There’s been a lot of writing about iBuyers lately. Last month the Denver Post ran an article about listing activity in October. The reporter, Aldo Svaldi made the following claims about iBuyer activity.
You read this correctly, the reporter claims that ibuyers are buying 2,000 homes per month. This isn’t just wrong, it’s wrong by a lot!
iBuyers and Off-Market Transactions
The overall number of homes sold in Denver on the MLS is flat to slightly down (-1% or so). With 4500-5500 properties sold per month on MLS, it seems highly improbable that the number sold off-MLS has increased from a few hundred to a few thousand in the space of a year. All of the title companies see the off-market transactions, and none of us have seen that happen. Off market traffic hasn’t materially changed. Think about it this way, if iBuyers were buying 2,000 homes per month, we would see them selling those homes 60 to 90 days later. We would consistently see about 2,000 homes per month listed by the iBuyer brokers. We aren’t seeing anything close to that.
iBuyers using the MLS?
The other explanation is that the ibuyers are buying more deals ON the MLS. To test this idea we took some time to pull every deal off MLS for October 2019 to determine the number of properties purchased by iBuyers. In October 2019 there were 93 deals on the MLS that were purchased by iBuyers, and 5,384 were purchased by typical buyers with their traditional real estate brokers.
Maybe it's True Nationally...
It’s possible the quote “the iBuyers buy 2000 per month” is a NATIONAL stat, but it was not written that way. Based on numbers reported by Zillow, one of the bigger iBuyers, a figure of 2,000 iBuyer deals per month even nationally seems steep. The Motley Fool reports that Zillow sold only 2,411 homes nationally for the entire year as of October 31, 2019.
...and iBuyers are Losing Money
Setting aside deal volume, it appears most major iBuyers are still trying to figure out how to make money. Zillow reported a loss of nearly $5,000 per home last quarter. Similarly, Redfin reported a $3.4 Million loss for its iBuying business.

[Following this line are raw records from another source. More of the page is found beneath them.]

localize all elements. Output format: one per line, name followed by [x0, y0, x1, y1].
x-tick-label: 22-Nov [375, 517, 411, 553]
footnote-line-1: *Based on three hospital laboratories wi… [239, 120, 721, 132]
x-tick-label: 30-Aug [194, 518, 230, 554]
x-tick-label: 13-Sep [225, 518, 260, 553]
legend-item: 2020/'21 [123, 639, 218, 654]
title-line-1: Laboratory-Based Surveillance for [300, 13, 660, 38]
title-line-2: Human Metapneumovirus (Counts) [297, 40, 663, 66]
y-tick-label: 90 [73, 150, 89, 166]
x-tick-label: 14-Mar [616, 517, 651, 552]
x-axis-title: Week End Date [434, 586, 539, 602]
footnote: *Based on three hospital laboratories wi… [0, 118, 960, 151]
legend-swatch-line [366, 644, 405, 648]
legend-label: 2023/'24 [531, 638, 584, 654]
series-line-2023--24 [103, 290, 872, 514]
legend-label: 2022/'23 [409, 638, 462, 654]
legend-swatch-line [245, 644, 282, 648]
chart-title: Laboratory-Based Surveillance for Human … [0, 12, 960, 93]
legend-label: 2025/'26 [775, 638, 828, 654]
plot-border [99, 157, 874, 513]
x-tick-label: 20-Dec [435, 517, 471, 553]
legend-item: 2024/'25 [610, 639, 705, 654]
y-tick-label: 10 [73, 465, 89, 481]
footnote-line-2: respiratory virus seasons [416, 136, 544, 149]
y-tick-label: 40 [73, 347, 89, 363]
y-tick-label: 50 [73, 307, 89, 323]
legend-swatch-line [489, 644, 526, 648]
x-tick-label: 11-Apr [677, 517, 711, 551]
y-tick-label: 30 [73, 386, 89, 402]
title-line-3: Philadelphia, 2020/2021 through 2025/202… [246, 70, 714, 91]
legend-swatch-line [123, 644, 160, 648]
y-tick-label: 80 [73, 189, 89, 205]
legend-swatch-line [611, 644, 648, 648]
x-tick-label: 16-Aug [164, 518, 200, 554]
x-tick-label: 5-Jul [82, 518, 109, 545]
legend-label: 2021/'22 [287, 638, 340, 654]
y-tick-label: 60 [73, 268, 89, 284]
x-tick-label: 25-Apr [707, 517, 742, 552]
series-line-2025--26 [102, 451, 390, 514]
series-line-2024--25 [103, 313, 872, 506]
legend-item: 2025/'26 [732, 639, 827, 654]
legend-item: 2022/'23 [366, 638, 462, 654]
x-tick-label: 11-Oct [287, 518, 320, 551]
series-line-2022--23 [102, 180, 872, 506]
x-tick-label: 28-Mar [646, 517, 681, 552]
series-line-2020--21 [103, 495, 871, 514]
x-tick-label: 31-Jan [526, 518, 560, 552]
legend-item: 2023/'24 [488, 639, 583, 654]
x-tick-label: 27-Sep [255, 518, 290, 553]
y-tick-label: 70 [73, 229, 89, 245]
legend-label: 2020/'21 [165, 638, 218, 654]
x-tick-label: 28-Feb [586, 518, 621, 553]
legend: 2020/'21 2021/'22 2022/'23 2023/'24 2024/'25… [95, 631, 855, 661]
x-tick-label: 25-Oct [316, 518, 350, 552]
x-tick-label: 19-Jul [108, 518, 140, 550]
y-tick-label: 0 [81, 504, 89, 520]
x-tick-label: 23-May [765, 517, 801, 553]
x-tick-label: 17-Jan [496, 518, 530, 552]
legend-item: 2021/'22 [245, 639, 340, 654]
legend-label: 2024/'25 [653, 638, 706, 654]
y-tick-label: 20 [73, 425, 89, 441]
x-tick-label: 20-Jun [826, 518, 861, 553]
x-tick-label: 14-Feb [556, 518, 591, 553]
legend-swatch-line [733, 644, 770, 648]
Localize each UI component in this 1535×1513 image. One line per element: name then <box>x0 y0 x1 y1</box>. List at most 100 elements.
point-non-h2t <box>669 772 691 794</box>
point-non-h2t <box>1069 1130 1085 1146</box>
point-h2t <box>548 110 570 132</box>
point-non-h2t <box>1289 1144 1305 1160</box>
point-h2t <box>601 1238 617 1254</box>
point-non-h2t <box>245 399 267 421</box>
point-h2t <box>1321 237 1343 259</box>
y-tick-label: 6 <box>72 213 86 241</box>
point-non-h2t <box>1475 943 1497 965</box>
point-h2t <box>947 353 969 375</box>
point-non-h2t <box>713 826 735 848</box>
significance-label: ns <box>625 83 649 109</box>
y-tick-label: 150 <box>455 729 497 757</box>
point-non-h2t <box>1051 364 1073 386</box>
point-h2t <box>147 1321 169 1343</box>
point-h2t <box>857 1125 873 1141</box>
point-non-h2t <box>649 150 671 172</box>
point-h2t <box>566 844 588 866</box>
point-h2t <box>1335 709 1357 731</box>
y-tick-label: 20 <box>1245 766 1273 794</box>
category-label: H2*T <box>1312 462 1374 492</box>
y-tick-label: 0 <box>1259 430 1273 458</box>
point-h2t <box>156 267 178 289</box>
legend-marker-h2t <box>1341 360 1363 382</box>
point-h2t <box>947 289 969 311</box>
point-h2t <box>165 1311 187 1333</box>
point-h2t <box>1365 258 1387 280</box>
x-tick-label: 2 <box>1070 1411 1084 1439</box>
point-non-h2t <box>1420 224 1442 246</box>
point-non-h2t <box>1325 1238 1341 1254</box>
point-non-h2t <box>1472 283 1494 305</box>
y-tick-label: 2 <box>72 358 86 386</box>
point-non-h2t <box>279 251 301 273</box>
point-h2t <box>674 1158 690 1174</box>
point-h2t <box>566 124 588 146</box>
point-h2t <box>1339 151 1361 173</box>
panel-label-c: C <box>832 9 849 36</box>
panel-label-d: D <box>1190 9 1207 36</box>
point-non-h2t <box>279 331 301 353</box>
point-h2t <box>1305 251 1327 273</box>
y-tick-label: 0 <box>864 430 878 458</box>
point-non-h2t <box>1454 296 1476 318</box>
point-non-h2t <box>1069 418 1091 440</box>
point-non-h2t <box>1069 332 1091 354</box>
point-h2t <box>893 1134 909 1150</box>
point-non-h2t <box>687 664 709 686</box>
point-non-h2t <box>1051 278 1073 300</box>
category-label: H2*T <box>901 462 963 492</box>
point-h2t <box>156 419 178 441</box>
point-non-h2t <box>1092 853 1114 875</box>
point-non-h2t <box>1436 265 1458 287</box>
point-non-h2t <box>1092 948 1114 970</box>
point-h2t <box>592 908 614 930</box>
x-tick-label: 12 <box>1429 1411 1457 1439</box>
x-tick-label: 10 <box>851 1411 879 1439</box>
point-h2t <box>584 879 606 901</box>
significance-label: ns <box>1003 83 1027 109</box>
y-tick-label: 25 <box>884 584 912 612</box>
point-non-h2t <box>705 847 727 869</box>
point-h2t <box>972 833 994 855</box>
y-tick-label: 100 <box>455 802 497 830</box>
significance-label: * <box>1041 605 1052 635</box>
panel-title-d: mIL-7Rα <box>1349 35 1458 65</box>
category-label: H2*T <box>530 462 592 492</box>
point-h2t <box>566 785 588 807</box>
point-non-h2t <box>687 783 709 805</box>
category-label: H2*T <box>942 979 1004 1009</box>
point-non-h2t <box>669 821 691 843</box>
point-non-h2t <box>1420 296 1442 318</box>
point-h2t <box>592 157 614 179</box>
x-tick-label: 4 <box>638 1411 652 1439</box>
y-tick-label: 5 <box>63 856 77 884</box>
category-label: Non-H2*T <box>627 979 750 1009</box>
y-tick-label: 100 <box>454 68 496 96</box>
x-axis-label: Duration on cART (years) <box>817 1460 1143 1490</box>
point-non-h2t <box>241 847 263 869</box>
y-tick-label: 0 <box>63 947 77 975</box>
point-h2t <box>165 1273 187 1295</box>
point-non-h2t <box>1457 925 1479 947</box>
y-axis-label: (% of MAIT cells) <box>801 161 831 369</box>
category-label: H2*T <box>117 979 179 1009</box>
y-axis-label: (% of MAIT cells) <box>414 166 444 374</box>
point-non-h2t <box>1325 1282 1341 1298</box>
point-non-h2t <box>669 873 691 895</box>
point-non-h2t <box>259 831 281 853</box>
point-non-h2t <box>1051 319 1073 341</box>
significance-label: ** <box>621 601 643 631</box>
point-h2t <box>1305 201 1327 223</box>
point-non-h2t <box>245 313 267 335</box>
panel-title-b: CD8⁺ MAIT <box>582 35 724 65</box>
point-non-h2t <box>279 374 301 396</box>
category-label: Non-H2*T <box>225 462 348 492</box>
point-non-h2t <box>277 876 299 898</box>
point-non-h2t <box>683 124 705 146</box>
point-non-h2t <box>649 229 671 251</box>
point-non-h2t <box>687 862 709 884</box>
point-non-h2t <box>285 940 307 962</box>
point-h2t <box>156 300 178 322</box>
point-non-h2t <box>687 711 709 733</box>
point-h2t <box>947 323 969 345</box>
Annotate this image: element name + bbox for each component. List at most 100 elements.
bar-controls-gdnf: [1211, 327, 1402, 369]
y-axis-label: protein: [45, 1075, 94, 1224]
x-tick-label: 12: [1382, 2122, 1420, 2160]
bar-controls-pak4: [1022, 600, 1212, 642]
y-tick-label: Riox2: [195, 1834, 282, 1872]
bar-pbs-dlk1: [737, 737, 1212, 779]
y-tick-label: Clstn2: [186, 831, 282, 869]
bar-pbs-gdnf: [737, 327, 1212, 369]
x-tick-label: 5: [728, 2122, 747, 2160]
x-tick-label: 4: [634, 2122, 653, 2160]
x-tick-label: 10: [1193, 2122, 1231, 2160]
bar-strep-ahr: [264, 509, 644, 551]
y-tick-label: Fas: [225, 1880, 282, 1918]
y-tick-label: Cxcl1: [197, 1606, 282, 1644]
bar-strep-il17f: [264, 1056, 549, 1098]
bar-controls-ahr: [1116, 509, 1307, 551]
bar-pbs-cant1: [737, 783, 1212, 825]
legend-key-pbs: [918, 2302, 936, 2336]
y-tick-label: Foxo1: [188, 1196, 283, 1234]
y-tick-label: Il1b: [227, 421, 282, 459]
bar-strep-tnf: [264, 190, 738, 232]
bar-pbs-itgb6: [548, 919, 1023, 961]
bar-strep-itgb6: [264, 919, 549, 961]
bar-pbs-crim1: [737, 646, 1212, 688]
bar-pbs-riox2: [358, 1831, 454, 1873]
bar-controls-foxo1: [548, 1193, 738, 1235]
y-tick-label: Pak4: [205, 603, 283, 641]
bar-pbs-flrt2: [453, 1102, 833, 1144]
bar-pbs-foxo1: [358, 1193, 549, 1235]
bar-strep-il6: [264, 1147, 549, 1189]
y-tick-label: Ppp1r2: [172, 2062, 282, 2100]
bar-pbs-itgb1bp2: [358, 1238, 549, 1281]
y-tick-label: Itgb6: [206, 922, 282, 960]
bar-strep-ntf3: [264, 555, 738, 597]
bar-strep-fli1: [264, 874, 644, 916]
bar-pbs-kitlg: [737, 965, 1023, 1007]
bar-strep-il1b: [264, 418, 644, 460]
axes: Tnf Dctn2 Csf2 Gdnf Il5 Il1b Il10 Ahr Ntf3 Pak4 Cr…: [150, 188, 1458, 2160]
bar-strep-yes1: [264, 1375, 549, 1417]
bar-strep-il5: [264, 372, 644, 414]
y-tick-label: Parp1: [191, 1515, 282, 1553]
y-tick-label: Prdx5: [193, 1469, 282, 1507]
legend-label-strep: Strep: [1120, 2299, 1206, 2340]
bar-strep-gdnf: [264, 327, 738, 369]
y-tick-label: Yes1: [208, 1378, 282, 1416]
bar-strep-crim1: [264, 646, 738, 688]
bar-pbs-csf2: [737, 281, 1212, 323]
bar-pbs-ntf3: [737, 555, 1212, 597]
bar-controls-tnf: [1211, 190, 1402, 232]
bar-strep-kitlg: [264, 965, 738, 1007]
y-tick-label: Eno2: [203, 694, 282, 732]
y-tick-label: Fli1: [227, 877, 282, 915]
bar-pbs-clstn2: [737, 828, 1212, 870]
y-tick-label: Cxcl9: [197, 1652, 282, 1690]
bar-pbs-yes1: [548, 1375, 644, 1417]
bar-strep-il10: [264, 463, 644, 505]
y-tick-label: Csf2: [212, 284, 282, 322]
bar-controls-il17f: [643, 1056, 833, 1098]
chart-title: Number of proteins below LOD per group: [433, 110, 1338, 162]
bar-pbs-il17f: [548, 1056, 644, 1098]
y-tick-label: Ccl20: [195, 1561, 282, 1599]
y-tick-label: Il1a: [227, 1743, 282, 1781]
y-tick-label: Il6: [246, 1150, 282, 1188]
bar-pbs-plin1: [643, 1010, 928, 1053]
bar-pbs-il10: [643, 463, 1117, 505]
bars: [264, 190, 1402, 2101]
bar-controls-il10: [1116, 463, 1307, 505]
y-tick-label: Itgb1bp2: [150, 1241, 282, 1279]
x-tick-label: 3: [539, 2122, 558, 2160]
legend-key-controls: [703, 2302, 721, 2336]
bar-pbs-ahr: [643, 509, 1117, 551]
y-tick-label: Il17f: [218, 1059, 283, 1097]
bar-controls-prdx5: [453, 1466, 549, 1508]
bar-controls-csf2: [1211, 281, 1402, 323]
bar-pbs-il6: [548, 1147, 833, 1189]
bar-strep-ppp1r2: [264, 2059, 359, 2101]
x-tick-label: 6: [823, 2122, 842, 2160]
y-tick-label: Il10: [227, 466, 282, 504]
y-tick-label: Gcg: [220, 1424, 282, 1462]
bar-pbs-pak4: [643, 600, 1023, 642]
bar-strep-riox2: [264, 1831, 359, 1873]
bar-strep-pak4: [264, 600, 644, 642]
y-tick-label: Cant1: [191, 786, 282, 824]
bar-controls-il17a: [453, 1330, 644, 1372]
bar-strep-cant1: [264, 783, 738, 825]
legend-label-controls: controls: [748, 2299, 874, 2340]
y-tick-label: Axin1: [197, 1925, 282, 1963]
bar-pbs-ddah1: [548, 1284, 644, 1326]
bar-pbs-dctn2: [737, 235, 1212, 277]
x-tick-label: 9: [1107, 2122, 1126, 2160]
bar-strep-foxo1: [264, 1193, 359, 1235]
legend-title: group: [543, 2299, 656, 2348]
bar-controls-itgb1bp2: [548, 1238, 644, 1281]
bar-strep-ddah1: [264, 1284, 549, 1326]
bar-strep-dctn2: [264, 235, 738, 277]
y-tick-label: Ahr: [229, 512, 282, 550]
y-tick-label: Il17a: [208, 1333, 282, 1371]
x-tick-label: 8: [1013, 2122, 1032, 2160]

Why Home Sellers Might Choose iBuyers
It remains to be seen whether iBuyers will have any material impact on the real estate market or the ability of real estate brokers to compete. Meanwhile, it’s important to learn what iBuyers are offering, what they are charging home sellers for the cost of convenience, and why sellers sometimes choose them over traditional real estate brokers. Real estate brokers need to be ready to have these conversations with their clients.